Although this was my third visit to Bariloche in the past twelve years, I could have easily stayed much longer. My regret at leaving Bariloche was tempered considerably however by the journey yet to come. This journey continued the next morning aboard a shiny new TAS Choapa bus that carried myself and about thirty other backpackers across the Andes Mountains into Chile.

The best way to get from Bariloche into Puerto Montt is with a company called Cruce de Lagos. The region from Bariloche across the Andes to Puerto Montt, Chile is called The Lakes District. It is appropriately named as the area is dotted by a good number of large navigable lakes set amidst the splendor of the high mountain peaks and snow capped volcanoes of the Andes.

The trip involves traveling by boat across five or six lakes that are each connected by road. Although it’s possible to do the entire crossing in just one day, many choose to stay for a night at a hotel on one of the lakes before continuing on to Puerto Montt the next day. I wanted to take this trip but it was unfortunately (and surprisingly, given the season) sold out on the day I needed to go.


*** ***** ***

Puerto Montt is a bustling port town of about 130,000. Down along the waterfront, the colorful wooden buildings could easily make a very nice jigsaw puzzle picture. It also has some excellent seafood restaurants, always a must for me when I’m in town.

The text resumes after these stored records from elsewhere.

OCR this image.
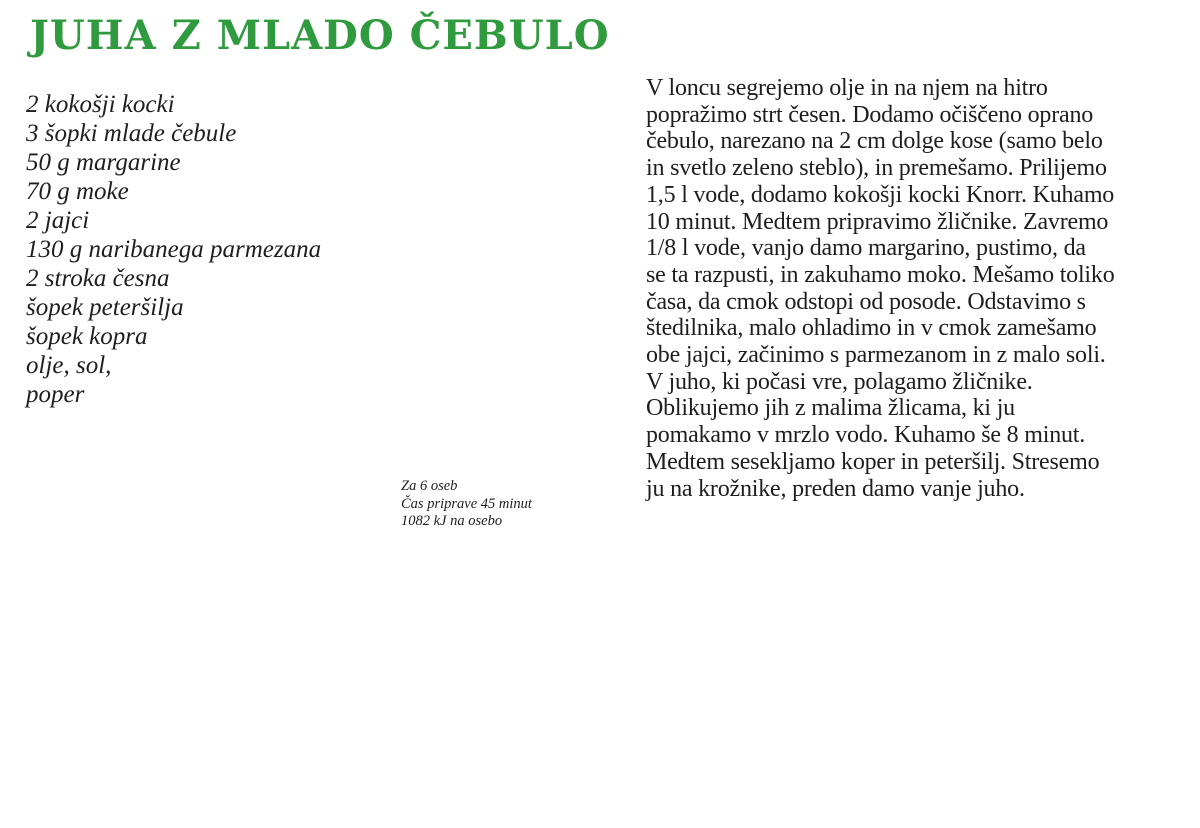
JUHA Z MLADO ČEBULO
2 kokošji kocki
3 šopki mlade čebule
50 g margarine
70 g moke
2 jajci
130 g naribanega parmezana
2 stroka česna
šopek peteršilja
šopek kopra
olje, sol,
poper
Za 6 oseb
Čas priprave 45 minut
1082 kJ na osebo

V loncu segrejemo olje in na njem na hitro
popražimo strt česen. Dodamo očiščeno oprano
čebulo, narezano na 2 cm dolge kose (samo belo
in svetlo zeleno steblo), in premešamo. Prilijemo
1,5 l vode, dodamo kokošji kocki Knorr. Kuhamo
10 minut. Medtem pripravimo žličnike. Zavremo
1/8 l vode, vanjo damo margarino, pustimo, da
se ta razpusti, in zakuhamo moko. Mešamo toliko
časa, da cmok odstopi od posode. Odstavimo s
štedilnika, malo ohladimo in v cmok zamešamo
obe jajci, začinimo s parmezanom in z malo soli.
V juho, ki počasi vre, polagamo žličnike.
Oblikujemo jih z malima žlicama, ki ju
pomakamo v mrzlo vodo. Kuhamo še 8 minut.
Medtem sesekljamo koper in peteršilj. Stresemo
ju na krožnike, preden damo vanje juho.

The first time I visited Puerto Montt was twelve years ago. Back then, one could take a train down from Santiago. It was a twenty-four hour ride aboard what was essentially a working antique and was billed as the southernmost passenger train service in the world. (Though I believe New Zealand’s Southlander was more southerly when it still served Invercargill) The sleeper cars were of German heritage, built in 1929. From the outside, the paint was peeling and the cars were rusting, not to mention all the dirt and grime that had built up over years of not having been properly washed. They looked as if they’d been in Dresden during the WW-II bombings. Inside however, they were immaculate with beautiful wooden walls, old-fashioned lighting and a dining car that served up fine Chilean fare on white china and red tablecloths. If you weren’t in a hurry, this train was a comfortable and pleasant way to travel between Santiago and Puerto Montt. It took twenty-four hours to cover the 760-mile journey. Modern busses traveling along excellent paved highways were making the trip in thirteen hours though, so it wasn’t surprising that train service to Puerto Montt finally came to an end about ten years ago.

Although Puerto Montt and nearby Chiloe have been destinations for me in the past, this time I am here in transit. Tomorrow afternoon I will board the big Navimag ferry Puerto Eden for the three-day journey down to Puerto Natales, the gateway to Patagonia and Torres del Paine National Park.